Agnew joined the Institution of Mining and Metallurgy in 1906 and served on its council. He was awarded their gold medal in 1934. He was chairman of the Western Australian Mine Owners' Association.

The gold mining town of Agnew, Western Australia is named after him. In 1949, the gold mine closed. An operating gold mine is located adjacent to the townsite, and is also named Agnew. The mine is owned by Gold Fields.

==Philately==
Agnew specialised in the stamps and postal history of China and built a collection that was rumoured to be housed in 60 albums and was regarded as one of the finest of his time. He bought most of the proofs and essays owned by Sir Robert Hart after Hart's death in 1911.

He became a member of the Royal Philatelic Society London in 1923, and a fellow in 1927, and in December that year he gave a display to the society on the essays of the first stamps of China, his paper on the subject appearing in The London Philatelist in February 1928. In 1929, he displayed his collection of "The Treaty Ports of China" to the society and his paper on that subject was published in the journal for December 1929. He was awarded the society's Tilleard Medal the same year for his 1927 display.

Among his awards for competitive displays were a gold medal for his North Borneo at the Strasburg Philatelic Exhibition of 1927, and gold medals for his China displays at the International Philatelic Exhibition, Le Havre, in 1929 and at the 1930 Antwerp exhibition.

It is likely that after his death, much of his collection, possibly the whole of it, was acquired by Sir Percival David, whose collection, sold by Robson Lowe between 1964 and 1975, is thought to be the most important of China ever assembled.

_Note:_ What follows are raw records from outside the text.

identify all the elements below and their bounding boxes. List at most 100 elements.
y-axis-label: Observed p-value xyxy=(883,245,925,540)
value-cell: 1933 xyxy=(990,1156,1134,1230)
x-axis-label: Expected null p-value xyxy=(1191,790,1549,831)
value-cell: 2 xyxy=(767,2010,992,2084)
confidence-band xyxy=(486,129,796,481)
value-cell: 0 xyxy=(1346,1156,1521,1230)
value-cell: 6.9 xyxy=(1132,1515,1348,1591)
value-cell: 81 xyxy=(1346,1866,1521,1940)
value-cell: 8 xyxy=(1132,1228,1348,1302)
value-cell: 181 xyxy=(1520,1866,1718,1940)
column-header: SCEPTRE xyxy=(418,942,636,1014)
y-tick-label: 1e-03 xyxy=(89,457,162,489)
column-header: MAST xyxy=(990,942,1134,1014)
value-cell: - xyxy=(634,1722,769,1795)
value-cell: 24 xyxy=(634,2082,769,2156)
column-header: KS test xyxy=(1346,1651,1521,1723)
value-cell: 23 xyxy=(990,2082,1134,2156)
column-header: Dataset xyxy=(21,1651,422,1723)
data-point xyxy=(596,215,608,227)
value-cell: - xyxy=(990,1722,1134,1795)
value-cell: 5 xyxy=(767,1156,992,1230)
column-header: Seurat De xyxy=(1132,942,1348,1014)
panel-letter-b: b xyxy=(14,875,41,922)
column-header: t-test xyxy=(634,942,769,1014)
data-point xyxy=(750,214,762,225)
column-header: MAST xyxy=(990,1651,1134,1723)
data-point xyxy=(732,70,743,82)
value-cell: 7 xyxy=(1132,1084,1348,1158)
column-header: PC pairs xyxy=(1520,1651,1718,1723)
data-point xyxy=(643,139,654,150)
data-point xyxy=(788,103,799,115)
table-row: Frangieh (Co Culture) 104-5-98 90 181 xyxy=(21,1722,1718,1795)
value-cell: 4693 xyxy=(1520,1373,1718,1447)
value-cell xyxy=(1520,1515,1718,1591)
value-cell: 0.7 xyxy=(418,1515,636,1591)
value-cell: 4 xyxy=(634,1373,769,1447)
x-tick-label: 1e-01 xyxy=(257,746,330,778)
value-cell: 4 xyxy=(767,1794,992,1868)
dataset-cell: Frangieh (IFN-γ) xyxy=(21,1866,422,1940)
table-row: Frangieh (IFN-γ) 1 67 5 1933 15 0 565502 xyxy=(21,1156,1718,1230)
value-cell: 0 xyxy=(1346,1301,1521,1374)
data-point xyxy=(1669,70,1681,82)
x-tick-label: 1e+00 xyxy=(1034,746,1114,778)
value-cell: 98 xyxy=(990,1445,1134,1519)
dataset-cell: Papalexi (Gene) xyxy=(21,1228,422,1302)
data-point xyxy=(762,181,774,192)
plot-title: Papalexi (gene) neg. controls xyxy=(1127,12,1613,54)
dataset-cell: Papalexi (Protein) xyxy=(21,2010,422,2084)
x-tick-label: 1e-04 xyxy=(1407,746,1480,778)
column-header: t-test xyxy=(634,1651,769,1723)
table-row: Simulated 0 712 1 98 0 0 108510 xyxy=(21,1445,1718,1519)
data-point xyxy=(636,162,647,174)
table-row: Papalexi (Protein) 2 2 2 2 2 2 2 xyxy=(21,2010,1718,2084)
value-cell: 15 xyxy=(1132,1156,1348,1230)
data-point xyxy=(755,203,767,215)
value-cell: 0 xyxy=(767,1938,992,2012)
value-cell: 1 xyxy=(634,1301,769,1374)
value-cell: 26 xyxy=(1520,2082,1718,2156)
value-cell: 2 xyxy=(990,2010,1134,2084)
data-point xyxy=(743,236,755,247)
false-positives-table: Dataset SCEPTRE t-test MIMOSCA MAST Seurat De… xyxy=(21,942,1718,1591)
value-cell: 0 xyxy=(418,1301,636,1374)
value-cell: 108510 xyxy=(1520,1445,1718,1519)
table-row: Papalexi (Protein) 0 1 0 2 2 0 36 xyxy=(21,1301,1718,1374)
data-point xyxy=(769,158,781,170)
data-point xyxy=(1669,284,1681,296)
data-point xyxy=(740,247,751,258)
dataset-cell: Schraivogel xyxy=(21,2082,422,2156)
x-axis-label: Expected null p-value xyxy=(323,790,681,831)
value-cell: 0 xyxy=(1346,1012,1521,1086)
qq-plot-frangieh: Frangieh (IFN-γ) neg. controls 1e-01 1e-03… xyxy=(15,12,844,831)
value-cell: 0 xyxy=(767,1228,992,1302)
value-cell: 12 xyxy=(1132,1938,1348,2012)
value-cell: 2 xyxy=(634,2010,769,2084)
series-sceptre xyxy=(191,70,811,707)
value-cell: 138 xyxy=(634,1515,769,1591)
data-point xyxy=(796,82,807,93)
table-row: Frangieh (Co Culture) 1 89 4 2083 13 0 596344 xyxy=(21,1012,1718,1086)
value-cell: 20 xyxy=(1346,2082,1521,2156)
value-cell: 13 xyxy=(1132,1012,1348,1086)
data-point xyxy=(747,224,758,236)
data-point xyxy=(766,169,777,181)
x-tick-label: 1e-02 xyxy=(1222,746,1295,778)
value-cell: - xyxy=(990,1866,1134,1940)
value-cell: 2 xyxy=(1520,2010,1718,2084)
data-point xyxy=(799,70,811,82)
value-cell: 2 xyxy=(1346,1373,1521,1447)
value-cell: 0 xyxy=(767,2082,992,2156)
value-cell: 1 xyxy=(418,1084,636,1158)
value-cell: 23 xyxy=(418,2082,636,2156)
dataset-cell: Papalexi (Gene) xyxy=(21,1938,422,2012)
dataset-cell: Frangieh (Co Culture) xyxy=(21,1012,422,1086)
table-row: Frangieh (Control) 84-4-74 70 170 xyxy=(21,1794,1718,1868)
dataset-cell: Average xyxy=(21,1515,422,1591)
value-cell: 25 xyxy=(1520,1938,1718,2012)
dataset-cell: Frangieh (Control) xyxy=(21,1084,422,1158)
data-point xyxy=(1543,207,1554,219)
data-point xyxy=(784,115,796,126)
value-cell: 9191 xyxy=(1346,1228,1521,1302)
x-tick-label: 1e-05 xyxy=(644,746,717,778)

Material from David's collection, including items formerly owned by Agnew, in turn entered the Meiso Mizuhara collection.

==Death==
In June 1939, Agnew left England on a tour of the mining interests of the Yukon Consolidated Gold Corporation, of which he was the president, on the edge of the Arctic Circle. He also visited properties in the United States. He died at Trona, California, from pneumonia on 2 August 1939. His home in London at the time of his death was in West Heath Avenue, Hampstead.